Durch die angesammelte Menschenmenge war es in der Hütte unerträglich schwül geworden, und es schlug jemand vor, das Fenster zu öffnen; während der älteste Polizist sich den Kopf über das geheimnisvolle Verschwinden von Parvus zerbrach, stiegen Peskin, Berlin und Petelin einer nach dem anderen durch das geöffnete Fenster ins Freie. Jakob brachte mit seinem Gehilfen jeden an einen sicheren Ort. Der fünfte – Skripnikow – ging gerade durch die Tür an den Polizisten vorbei. Nur einer unserer Reisegefährten, Genosse Lopatis, Mitglied des jüdischen Bundes, schlug es im letzten Augenblick aus ganz unverständlichen Gründen energisch ab, mit den anderen zu fliehen. Man erzählt, daß selbst die Ruderer und andere Personen ihm zugeredet hätten: »Nun, warum bleibst du? Geh doch auch.« Aber unbegreiflicherweise zog er es vor, ins Turuchansker Gebiet zu gehen.

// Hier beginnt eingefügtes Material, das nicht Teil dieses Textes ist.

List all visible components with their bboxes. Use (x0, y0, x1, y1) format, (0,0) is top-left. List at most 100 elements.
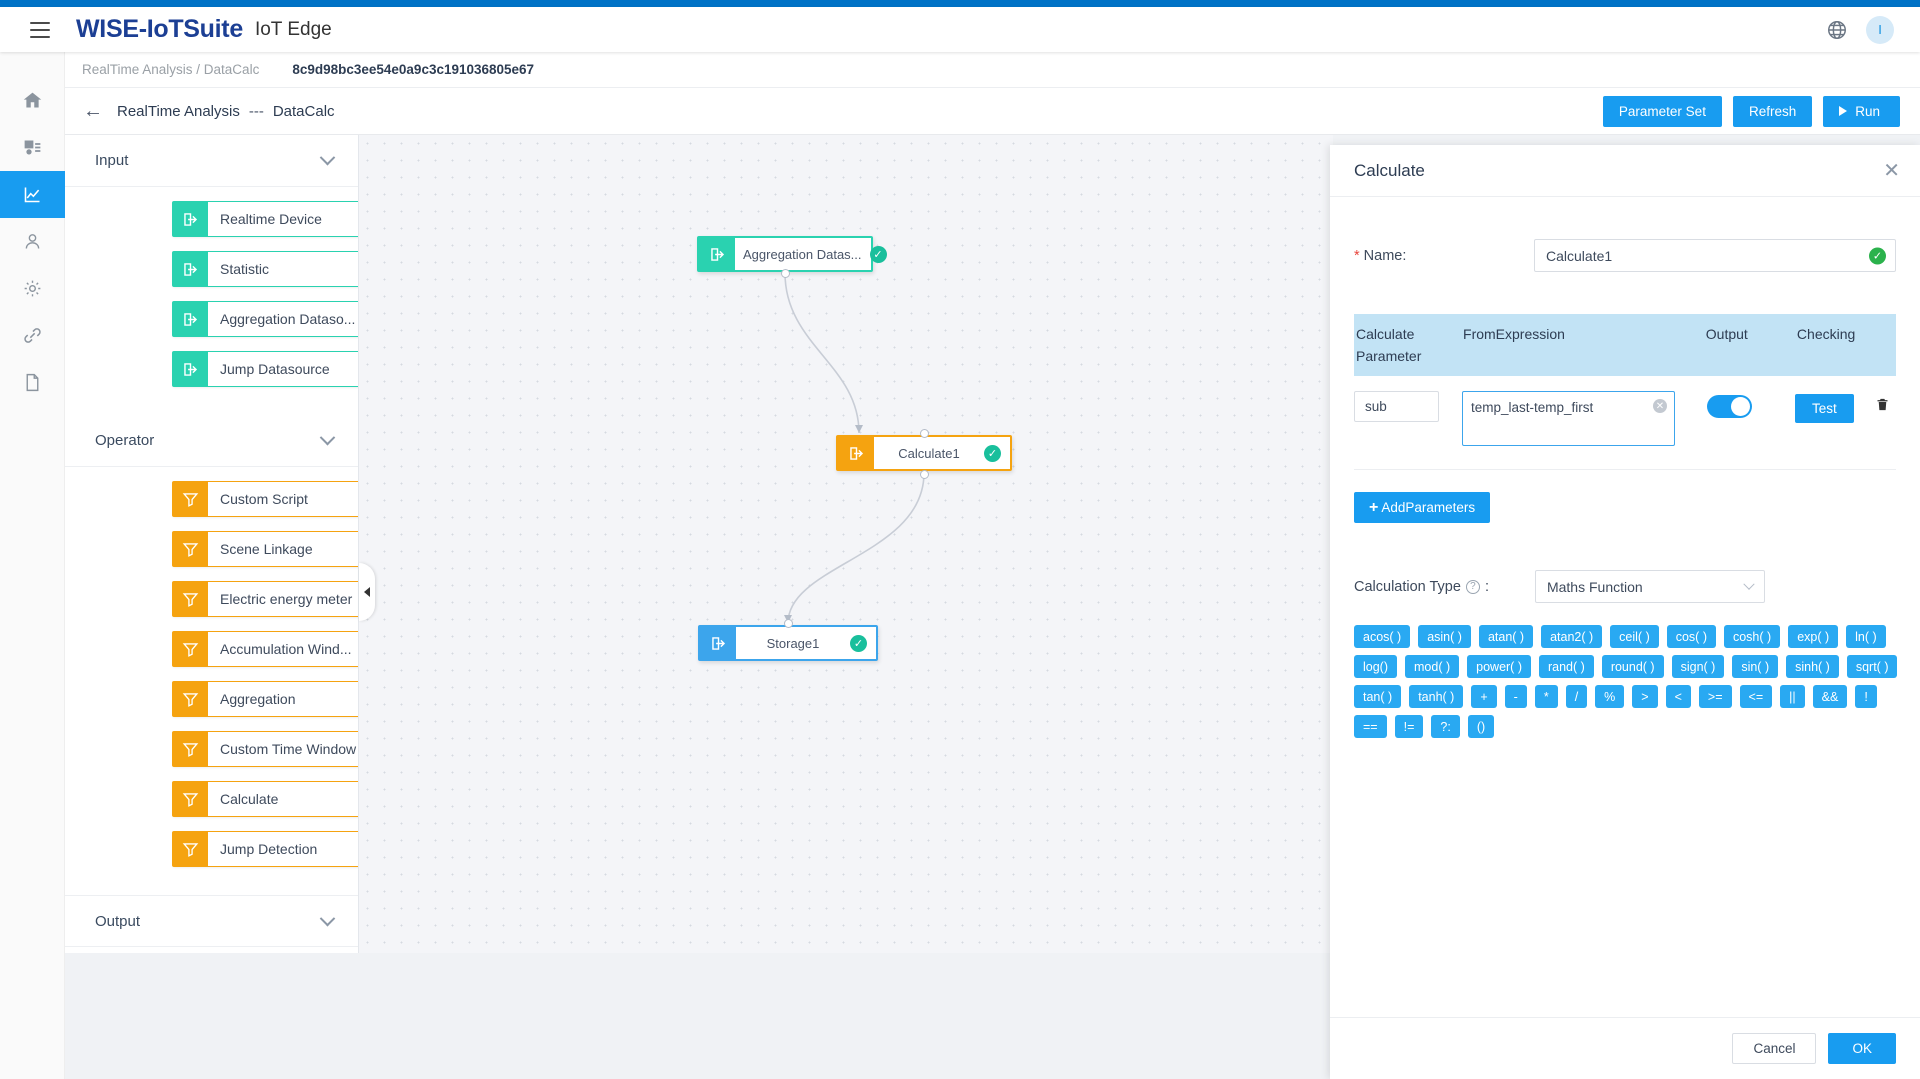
check-circle-icon: ✓ (870, 246, 887, 263)
palette-group-output[interactable]: Output (65, 895, 358, 947)
palette-item-accumulation-window[interactable]: Accumulation Wind... (172, 631, 359, 667)
palette-item-realtime-device[interactable]: Realtime Device (172, 201, 359, 237)
refresh-button[interactable]: Refresh (1733, 96, 1812, 127)
globe-icon[interactable] (1826, 19, 1848, 41)
breadcrumb-path[interactable]: RealTime Analysis / DataCalc (82, 62, 259, 77)
avatar[interactable]: I (1866, 16, 1894, 44)
fn-button-acos[interactable]: acos( ) (1354, 625, 1410, 648)
product-name: IoT Edge (255, 19, 332, 41)
node-port-out[interactable] (920, 470, 929, 479)
rail-item-account[interactable] (0, 218, 65, 265)
parameter-set-button[interactable]: Parameter Set (1603, 96, 1722, 127)
palette-item-label: Custom Time Window (208, 732, 359, 766)
fn-button-power[interactable]: power( ) (1467, 655, 1531, 678)
name-input[interactable] (1534, 239, 1896, 272)
name-label-text: Name: (1364, 248, 1407, 264)
palette-item-jump-detection[interactable]: Jump Detection (172, 831, 359, 867)
node-port-in[interactable] (920, 429, 929, 438)
fn-button-less[interactable]: < (1666, 685, 1691, 708)
fn-button-rand[interactable]: rand( ) (1539, 655, 1594, 678)
fn-button-not-equals[interactable]: != (1395, 715, 1424, 738)
play-icon (1839, 106, 1847, 116)
funnel-icon (173, 582, 208, 616)
palette-group-input[interactable]: Input (65, 135, 358, 187)
breadcrumb: RealTime Analysis / DataCalc 8c9d98bc3ee… (65, 52, 1920, 88)
canvas-node-storage1[interactable]: Storage1 ✓ (698, 625, 878, 661)
fn-button-atan[interactable]: atan( ) (1479, 625, 1533, 648)
canvas-node-label: Calculate1 (874, 437, 984, 469)
fn-button-tan[interactable]: tan( ) (1354, 685, 1401, 708)
rail-item-logs[interactable] (0, 359, 65, 406)
palette-item-aggregation[interactable]: Aggregation (172, 681, 359, 717)
name-field-label: *Name: (1354, 248, 1534, 264)
palette-item-calculate[interactable]: Calculate (172, 781, 359, 817)
rail-item-devices[interactable] (0, 124, 65, 171)
fn-button-or[interactable]: || (1780, 685, 1805, 708)
parameter-name-input[interactable] (1354, 391, 1439, 422)
rail-item-analysis[interactable] (0, 171, 65, 218)
palette-item-custom-script[interactable]: Custom Script (172, 481, 359, 517)
canvas-node-aggregation-datasource[interactable]: Aggregation Datas... ✓ (697, 236, 873, 272)
fn-button-round[interactable]: round( ) (1602, 655, 1664, 678)
expression-textarea[interactable]: temp_last-temp_first (1462, 391, 1675, 446)
rail-item-home[interactable] (0, 77, 65, 124)
arrow-into-box-icon (700, 627, 736, 659)
fn-button-asin[interactable]: asin( ) (1418, 625, 1471, 648)
fn-button-less-equal[interactable]: <= (1740, 685, 1773, 708)
fn-button-and[interactable]: && (1813, 685, 1848, 708)
fn-button-sign[interactable]: sign( ) (1672, 655, 1725, 678)
clear-circle-icon[interactable]: ✕ (1653, 399, 1667, 413)
fn-button-equals[interactable]: == (1354, 715, 1387, 738)
fn-button-ternary[interactable]: ?: (1431, 715, 1459, 738)
arrow-left-icon[interactable]: ← (83, 101, 103, 121)
fn-button-log[interactable]: log() (1354, 655, 1397, 678)
question-circle-icon[interactable]: ? (1466, 580, 1480, 594)
fn-button-parentheses[interactable]: () (1468, 715, 1494, 738)
canvas-node-calculate1[interactable]: Calculate1 ✓ (836, 435, 1012, 471)
palette-collapse-handle[interactable] (359, 563, 375, 621)
expression-field-wrap: temp_last-temp_first ✕ (1462, 391, 1675, 451)
hamburger-icon[interactable] (30, 22, 50, 38)
palette-item-electric-energy-meter[interactable]: Electric energy meter (172, 581, 359, 617)
close-icon[interactable]: ✕ (1883, 161, 1900, 181)
rail-item-settings[interactable] (0, 265, 65, 312)
output-toggle[interactable] (1707, 395, 1752, 418)
cancel-button[interactable]: Cancel (1732, 1033, 1816, 1064)
fn-button-cos[interactable]: cos( ) (1667, 625, 1716, 648)
run-button[interactable]: Run (1823, 96, 1900, 127)
fn-button-divide[interactable]: / (1566, 685, 1587, 708)
fn-button-exp[interactable]: exp( ) (1788, 625, 1838, 648)
fn-button-minus[interactable]: - (1505, 685, 1527, 708)
fn-button-sin[interactable]: sin( ) (1732, 655, 1778, 678)
palette-item-statistic[interactable]: Statistic (172, 251, 359, 287)
palette-item-aggregation-datasource[interactable]: Aggregation Dataso... (172, 301, 359, 337)
palette-item-jump-datasource[interactable]: Jump Datasource (172, 351, 359, 387)
trash-icon[interactable] (1875, 397, 1890, 414)
node-port-in[interactable] (784, 619, 793, 628)
required-marker: * (1354, 248, 1360, 264)
fn-button-atan2[interactable]: atan2( ) (1541, 625, 1602, 648)
test-button[interactable]: Test (1795, 394, 1854, 423)
fn-button-mod[interactable]: mod( ) (1405, 655, 1459, 678)
palette-item-custom-time-window[interactable]: Custom Time Window (172, 731, 359, 767)
flow-canvas[interactable]: Aggregation Datas... ✓ Calculate1 ✓ Stor… (359, 135, 1333, 953)
fn-button-ceil[interactable]: ceil( ) (1610, 625, 1659, 648)
fn-button-modulo[interactable]: % (1595, 685, 1624, 708)
ok-button[interactable]: OK (1828, 1033, 1896, 1064)
fn-button-multiply[interactable]: * (1535, 685, 1558, 708)
add-parameters-button[interactable]: + AddParameters (1354, 492, 1490, 523)
fn-button-ln[interactable]: ln( ) (1846, 625, 1886, 648)
fn-button-not[interactable]: ! (1855, 685, 1876, 708)
rail-item-integration[interactable] (0, 312, 65, 359)
fn-button-sinh[interactable]: sinh( ) (1786, 655, 1839, 678)
fn-button-sqrt[interactable]: sqrt( ) (1847, 655, 1898, 678)
fn-button-cosh[interactable]: cosh( ) (1724, 625, 1780, 648)
calculation-type-select[interactable]: Maths Function (1535, 570, 1765, 603)
fn-button-tanh[interactable]: tanh( ) (1409, 685, 1463, 708)
node-port-out[interactable] (781, 269, 790, 278)
fn-button-plus[interactable]: + (1471, 685, 1496, 708)
fn-button-greater-equal[interactable]: >= (1699, 685, 1732, 708)
palette-group-operator[interactable]: Operator (65, 415, 358, 467)
palette-item-scene-linkage[interactable]: Scene Linkage (172, 531, 359, 567)
fn-button-greater[interactable]: > (1632, 685, 1657, 708)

Nach dem Verschwinden der fünf erwähnten Genossen blieben eine beträchtliche Anzahl Sachen und Lebensmittel übrig. Den größten Teil nahm Genosse Lopatis, das andere teilten sich die Bauern. Sie waren von diesem unerwarteten Erwerb und den nächtlichen Vorgängen in ihrem Dorfe entzückt. Einige Bauern sagten zum Genossen Jakob: »Du, junger Mann, bring uns öfters solche Politische!«

Den nächsten Tag mußten die fünf Flüchtlinge ohne Nahrung in der Taiga (undurchdringlicher Wald in Sibirien) zubringen. Sie gelangten schließlich spät abends in Jenisseisk an, wo Jakob und Oblomow sie in verschiedenen Wohnungen unterbrachten.

Es war nicht leicht für uns, aus der Stadt herauszukommen. Jenisseisk hatte keine Eisenbahnverbindung; man kann von dort in der Navigationszeit per Dampfer abreisen, sonst muß man den Landweg benutzen. Es war also für die sechs Flüchtlinge schwer, bis zur nächsten Eisenbahnstation zu gelangen, die 350 Werst entfernt lag.